A border facility housing migrant children
Customs and Border Protection

The Biden administration is spending $60 million per week to take care of unaccompanied minors at the border, according to a report by The Washington Post.

The Department of Health and Human Services (HHS) quickly filled its 7,700 available beds in its network of permanent shelters, where the cost of caring for a single migrant child runs $290 daily. 

The administration is reckoning with a record number of children arriving at the border in what has become a new crisis for the Biden White House. It is a problem that was also faced by the Obama and Trump administrations, both of which found it difficult to deal with or solve. 

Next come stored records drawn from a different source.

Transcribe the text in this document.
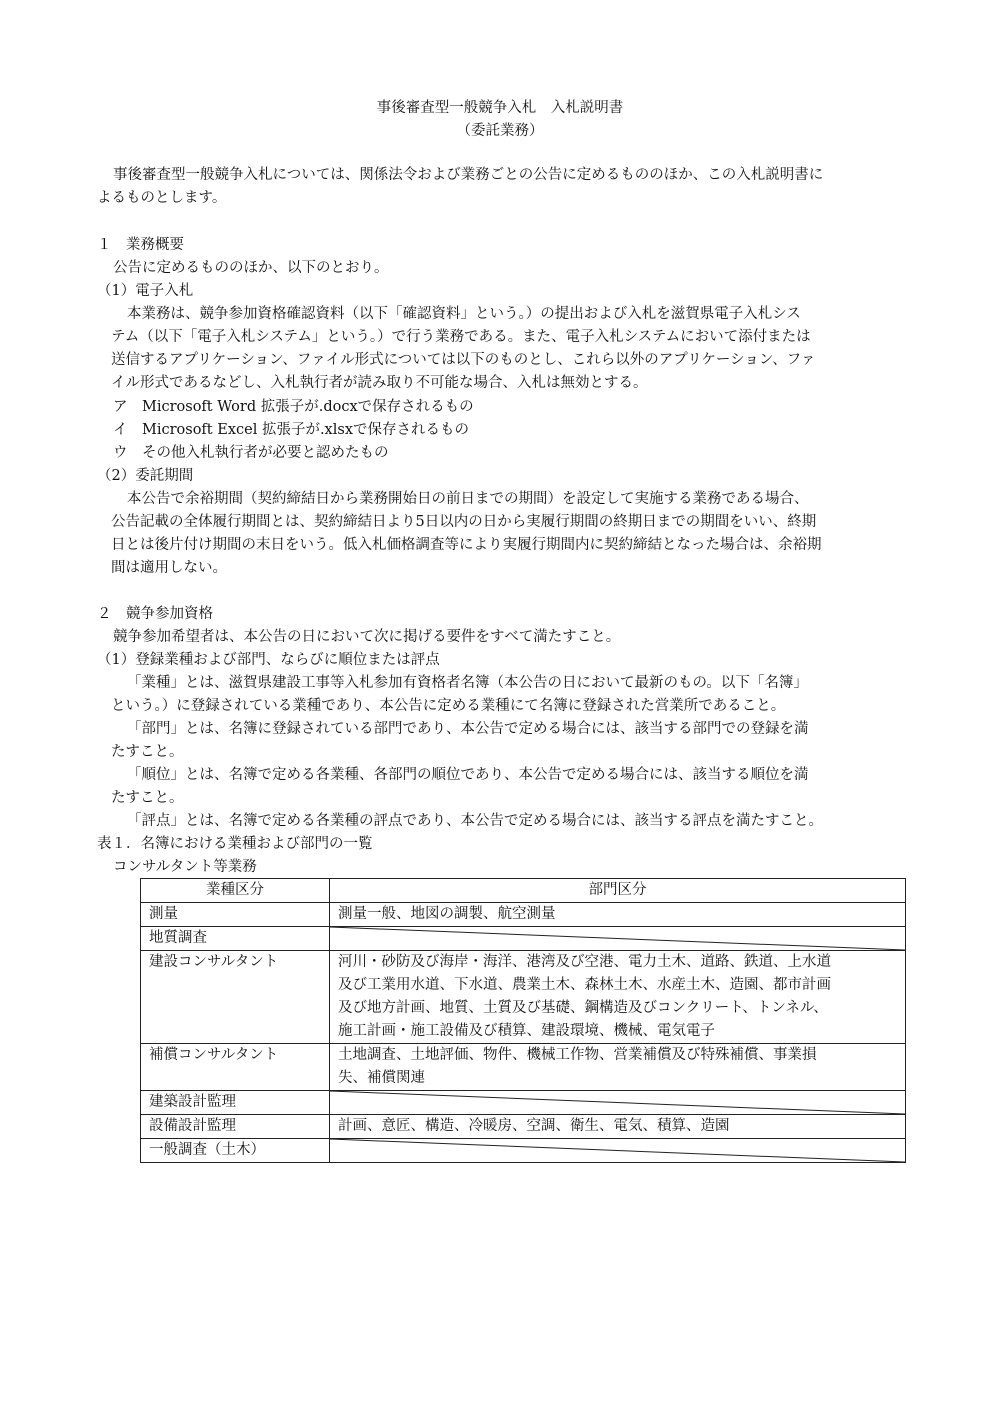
事後審査型一般競争入札　入札説明書
（委託業務）
事後審査型一般競争入札については、関係法令および業務ごとの公告に定めるもののほか、この入札説明書に
よるものとします。
１　業務概要
公告に定めるもののほか、以下のとおり。
（1）電子入札
本業務は、競争参加資格確認資料（以下「確認資料」という。）の提出および入札を滋賀県電子入札シス
テム（以下「電子入札システム」という。）で行う業務である。また、電子入札システムにおいて添付または
送信するアプリケーション、ファイル形式については以下のものとし、これら以外のアプリケーション、ファ
イル形式であるなどし、入札執行者が読み取り不可能な場合、入札は無効とする。
ア　Microsoft Word 拡張子が.docxで保存されるもの
イ　Microsoft Excel 拡張子が.xlsxで保存されるもの
ウ　その他入札執行者が必要と認めたもの
（2）委託期間
本公告で余裕期間（契約締結日から業務開始日の前日までの期間）を設定して実施する業務である場合、
公告記載の全体履行期間とは、契約締結日より5日以内の日から実履行期間の終期日までの期間をいい、終期
日とは後片付け期間の末日をいう。低入札価格調査等により実履行期間内に契約締結となった場合は、余裕期
間は適用しない。
２　競争参加資格
競争参加希望者は、本公告の日において次に掲げる要件をすべて満たすこと。
（1）登録業種および部門、ならびに順位または評点
「業種」とは、滋賀県建設工事等入札参加有資格者名簿（本公告の日において最新のもの。以下「名簿」
という。）に登録されている業種であり、本公告に定める業種にて名簿に登録された営業所であること。
「部門」とは、名簿に登録されている部門であり、本公告で定める場合には、該当する部門での登録を満
たすこと。
「順位」とは、名簿で定める各業種、各部門の順位であり、本公告で定める場合には、該当する順位を満
たすこと。
「評点」とは、名簿で定める各業種の評点であり、本公告で定める場合には、該当する評点を満たすこと。
表１．名簿における業種および部門の一覧
コンサルタント等業務
業種区分	部門区分
測量	測量一般、地図の調製、航空測量

地質調査	

建設コンサルタント	河川・砂防及び海岸・海洋、港湾及び空港、電力土木、道路、鉄道、上水道
及び工業用水道、下水道、農業土木、森林土木、水産土木、造園、都市計画
及び地方計画、地質、土質及び基礎、鋼構造及びコンクリート、トンネル、
施工計画・施工設備及び積算、建設環境、機械、電気電子

補償コンサルタント	土地調査、土地評価、物件、機械工作物、営業補償及び特殊補償、事業損
失、補償関連

建築設計監理	

設備設計監理	計画、意匠、構造、冷暖房、空調、衛生、電気、積算、造園

一般調査（土木）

President Biden has urged people to not come to the border, but many of those arriving from the countries of El Salvador, Honduras and Guatemala are fleeing desperate circumstances. 

Republicans have argued that Biden’s reversal of Trump policies at the border have encouraged the new wave of migrants, something the White House has rejected.

The administration has set up 10 emergency facilities and created 16,000 temporary beds for the migrant children, the post reported. Teens and children spend 31 days in HHS custody before being released to a vetted family member or an eligible sponsor in the United States, according to HHS data. 

Kenneth Wolfe, a spokesman HHS’s Administration for Children and Families told The Washington Post that the cost of emergency sites are 2 1/2 times higher than permanent shelters. 

“Due to the need to develop facilities quickly and hire significant staff over a short period of time,” he said.